Parallel insert lock table waiting…

| username: TiDBer_小阿飞 | Original post link

Check which transaction on the table with write conflicts is causing the lock wait.

| username: TiDB_C罗 | Original post link

What type is insert?

| username: hzc989 | Original post link

Hot read-write exclusion has been done, and there were no signs of sudden hot read-write at that time.

| username: hzc989 | Original post link

Thank you, Wenjie, for your support. The main issue is that the business hasn’t changed significantly; we’ve always had concurrent inserts like this on a daily basis. It’s just that sometimes this problem occurs.

| username: Jellybean | Original post link

Referencing this post, a longer prewrite time may lead to this error. Generally, in the case of 1PC or async commit, during Prewrite, the min_commit_ts is calculated based on the written key, and the largest one is chosen as commit_ts. To ensure schema consistency between start_ts and commit_ts, TiDB adds a max_commit_ts, which is calculated as Prewrite + 2 seconds. When min_commit_ts exceeds max_commit_ts, the commitTStoolarge error is reported, and it falls back to the 2PC commit mode.

Therefore, you can check the system load, disk IO pressure, CPU utilization of raft threads, network latency between components, etc., at the time of the issue, and analyze them together.

| username: hzc989 | Original post link

At present, there is no obvious bottleneck in CPU, memory, or disk IO resources. This issue is quite strange. As for lock conflict waiting, it has been confirmed with the business that there were no concurrent duplicate inserts at the time of the incident.

| username: hzc989 | Original post link

What type of insert are you referring to? This table has only two indexes, one is the primary key (clustered index), and the other is a unique index used for business purposes.

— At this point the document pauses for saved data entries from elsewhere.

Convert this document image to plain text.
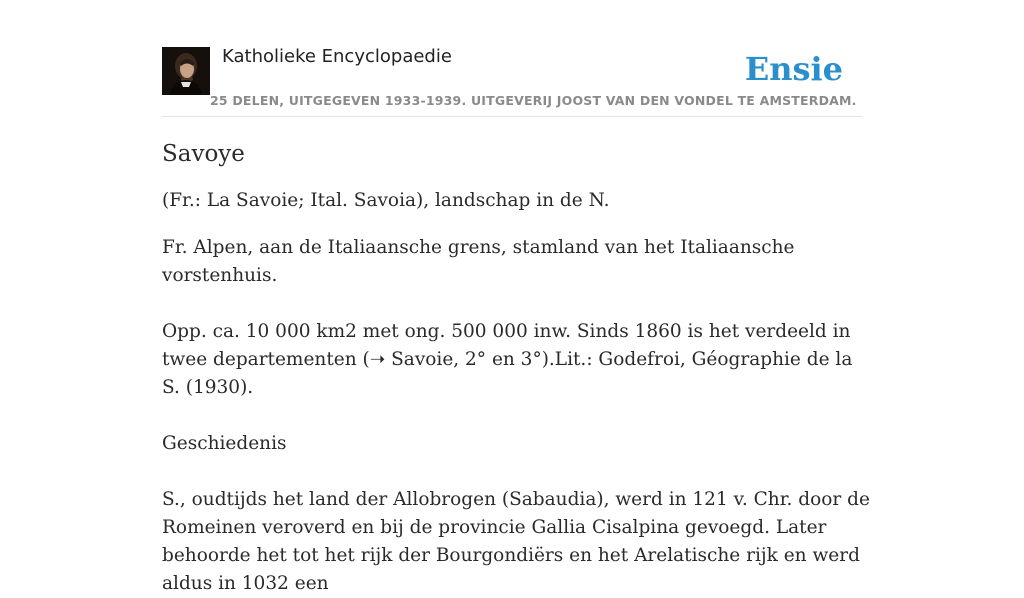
Katholieke Encyclopaedie	Ensie
25 DELEN, UITGEGEVEN 1933-1939. UITGEVERIJ JOOST VAN DEN VONDEL TE AMSTERDAM.
Savoye

(Fr.: La Savoie; Ital. Savoia), landschap in de N.

Fr. Alpen, aan de Italiaansche grens, stamland van het Italiaansche vorstenhuis.

Opp. ca. 10 000 km2 met ong. 500 000 inw. Sinds 1860 is het verdeeld in twee departementen (➝ Savoie, 2° en 3°).Lit.: Godefroi, Géographie de la S. (1930).

Geschiedenis

S., oudtijds het land der Allobrogen (Sabaudia), werd in 121 v. Chr. door de Romeinen veroverd en bij de provincie Gallia Cisalpina gevoegd. Later behoorde het tot het rijk der Bourgondiërs en het Arelatische rijk en werd aldus in 1032 een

| username: heiwandou | Original post link

Check if there are any locks.

| username: TiDB_C罗 | Original post link

I encountered a similar situation where the time was consumed by prewrite, but not as long as yours. My insert is in the form of “insert into … on duplicate key update”. I still haven’t found the reason why prewrite takes so long.

| username: TiDB_C罗 | Original post link

  1. If it is an optimistic transaction, reduce concurrent writes.
  2. Use pessimistic mode.
| username: oceanzhang | Original post link

Learn it.

| username: hzc989 | Original post link

The pessimistic mode is here. Everyone mentioned reducing concurrency, but I don’t understand how it affects this issue. Our business usually involves high-concurrency writes, and now it happens occasionally. We can’t find any other signs of problems, nor have we pinpointed any performance bottlenecks.